Some years ago, the project manager of our software project was having a hard time collecting all the stakeholders for our project.
In the mean time, in order to do something useful (or maybe not so useful, see later) the project team crafted part of the Vision document for the project.
As we were using RUP in our project, part of the Vision was to document the problem statement and the product position statement.
The problem statement is a solution-neutral summary of the stakeholders’ shared understanding of the problem to be solved.
The product position statement is the “mission statement” for the system to be built (the solution).
After a while, when all the stakeholders were connected to our project, we proudly presented our problem statement and product position statement.
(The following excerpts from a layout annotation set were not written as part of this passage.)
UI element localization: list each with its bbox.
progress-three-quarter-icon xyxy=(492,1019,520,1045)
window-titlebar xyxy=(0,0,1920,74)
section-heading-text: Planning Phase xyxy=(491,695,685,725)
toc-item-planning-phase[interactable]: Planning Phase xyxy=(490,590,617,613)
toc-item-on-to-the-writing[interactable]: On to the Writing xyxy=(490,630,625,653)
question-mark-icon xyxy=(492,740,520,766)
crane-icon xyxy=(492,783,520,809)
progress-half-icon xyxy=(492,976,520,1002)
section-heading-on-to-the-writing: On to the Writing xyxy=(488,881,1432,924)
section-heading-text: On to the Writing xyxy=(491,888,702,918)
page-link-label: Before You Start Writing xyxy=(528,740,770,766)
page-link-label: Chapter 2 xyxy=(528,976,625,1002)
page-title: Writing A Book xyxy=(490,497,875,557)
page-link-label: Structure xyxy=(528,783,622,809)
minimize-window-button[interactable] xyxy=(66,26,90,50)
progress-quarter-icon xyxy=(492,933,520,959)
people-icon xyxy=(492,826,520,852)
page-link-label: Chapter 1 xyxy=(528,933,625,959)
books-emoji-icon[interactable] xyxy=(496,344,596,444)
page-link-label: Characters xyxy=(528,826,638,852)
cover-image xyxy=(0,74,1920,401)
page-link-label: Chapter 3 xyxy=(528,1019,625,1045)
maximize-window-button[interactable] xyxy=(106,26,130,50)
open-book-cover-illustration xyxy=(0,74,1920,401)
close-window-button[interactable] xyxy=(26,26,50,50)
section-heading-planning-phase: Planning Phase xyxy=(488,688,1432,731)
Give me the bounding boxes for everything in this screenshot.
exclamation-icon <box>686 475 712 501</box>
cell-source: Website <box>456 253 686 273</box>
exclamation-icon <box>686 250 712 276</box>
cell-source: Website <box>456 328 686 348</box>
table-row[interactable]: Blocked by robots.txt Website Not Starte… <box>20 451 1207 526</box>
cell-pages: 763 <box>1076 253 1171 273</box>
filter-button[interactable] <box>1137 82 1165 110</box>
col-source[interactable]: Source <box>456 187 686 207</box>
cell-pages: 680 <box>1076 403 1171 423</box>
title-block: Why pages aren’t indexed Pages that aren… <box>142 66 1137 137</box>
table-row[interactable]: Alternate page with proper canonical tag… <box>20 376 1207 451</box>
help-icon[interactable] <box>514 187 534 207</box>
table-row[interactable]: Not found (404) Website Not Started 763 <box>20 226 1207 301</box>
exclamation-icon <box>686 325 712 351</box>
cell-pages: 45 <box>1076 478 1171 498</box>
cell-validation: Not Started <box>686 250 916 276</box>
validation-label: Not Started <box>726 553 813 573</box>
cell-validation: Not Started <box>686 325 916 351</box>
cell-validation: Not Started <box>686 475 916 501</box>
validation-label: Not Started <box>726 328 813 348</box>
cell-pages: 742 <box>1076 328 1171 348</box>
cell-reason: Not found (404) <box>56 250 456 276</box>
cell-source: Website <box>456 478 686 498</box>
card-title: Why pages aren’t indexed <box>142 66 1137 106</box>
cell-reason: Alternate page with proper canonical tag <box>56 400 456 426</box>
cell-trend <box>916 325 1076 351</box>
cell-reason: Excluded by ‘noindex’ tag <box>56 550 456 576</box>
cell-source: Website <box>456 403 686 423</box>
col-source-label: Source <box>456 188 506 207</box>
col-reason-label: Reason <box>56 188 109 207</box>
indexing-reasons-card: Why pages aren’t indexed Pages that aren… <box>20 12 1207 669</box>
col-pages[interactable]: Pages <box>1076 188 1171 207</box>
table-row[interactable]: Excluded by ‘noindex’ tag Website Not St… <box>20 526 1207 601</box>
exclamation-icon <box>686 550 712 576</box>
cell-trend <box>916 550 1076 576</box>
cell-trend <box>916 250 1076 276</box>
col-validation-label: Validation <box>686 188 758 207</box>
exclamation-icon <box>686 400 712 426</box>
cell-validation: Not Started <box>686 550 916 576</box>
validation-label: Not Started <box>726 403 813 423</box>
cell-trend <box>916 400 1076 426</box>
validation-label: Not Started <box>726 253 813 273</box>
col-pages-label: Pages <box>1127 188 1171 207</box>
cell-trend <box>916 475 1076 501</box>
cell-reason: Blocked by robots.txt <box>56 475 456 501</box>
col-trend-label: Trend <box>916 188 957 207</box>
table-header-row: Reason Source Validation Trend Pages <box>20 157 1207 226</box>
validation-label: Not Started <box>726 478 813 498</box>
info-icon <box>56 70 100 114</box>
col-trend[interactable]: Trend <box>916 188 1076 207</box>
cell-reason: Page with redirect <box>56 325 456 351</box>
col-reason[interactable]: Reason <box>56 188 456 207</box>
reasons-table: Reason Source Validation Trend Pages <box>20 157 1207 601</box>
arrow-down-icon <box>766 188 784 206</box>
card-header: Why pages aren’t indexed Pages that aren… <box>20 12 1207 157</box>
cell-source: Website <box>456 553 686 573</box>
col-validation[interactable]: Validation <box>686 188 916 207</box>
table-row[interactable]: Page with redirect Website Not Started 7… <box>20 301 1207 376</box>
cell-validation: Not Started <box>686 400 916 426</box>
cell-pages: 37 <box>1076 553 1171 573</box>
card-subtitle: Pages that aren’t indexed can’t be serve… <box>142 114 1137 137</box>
The stakeholders were not amused! Even though the crafted statements made some sense, they definitely were not discussed with the stakeholders and therefor did not describe a shared understanding of neither the problem nor the solution. Our Vision was not a shared Vision!
We organized a brainstorming session with our stakeholders to develop the shared vision and came up with statements all the stakeholders agreed on. In our opinion the differences with respect to the content were minimal. With respect to the followed process the differences were huge of course! The new Vision was a shared Vision!
Some time ago we discussed a project with a problem: it had no shared vision. The team used the vision of one of the stakeholders, but that vision was not shared by the other stakeholders. It resulted in years with ongoing arguements on the scope, the quality of the system and the way to go.
I suggested to organize a session with all the stakeholders to define a shared vision. To my surprise the project manager ignored the advise argueing that discussing the vision would potentially have a huge impact on the scope of the project. He also feared the risk that the stakeholders would hold him responsible for using the wrong Vision and the wrong scope,
He would not have that fear if the Vision would have been a shared Vision from the start.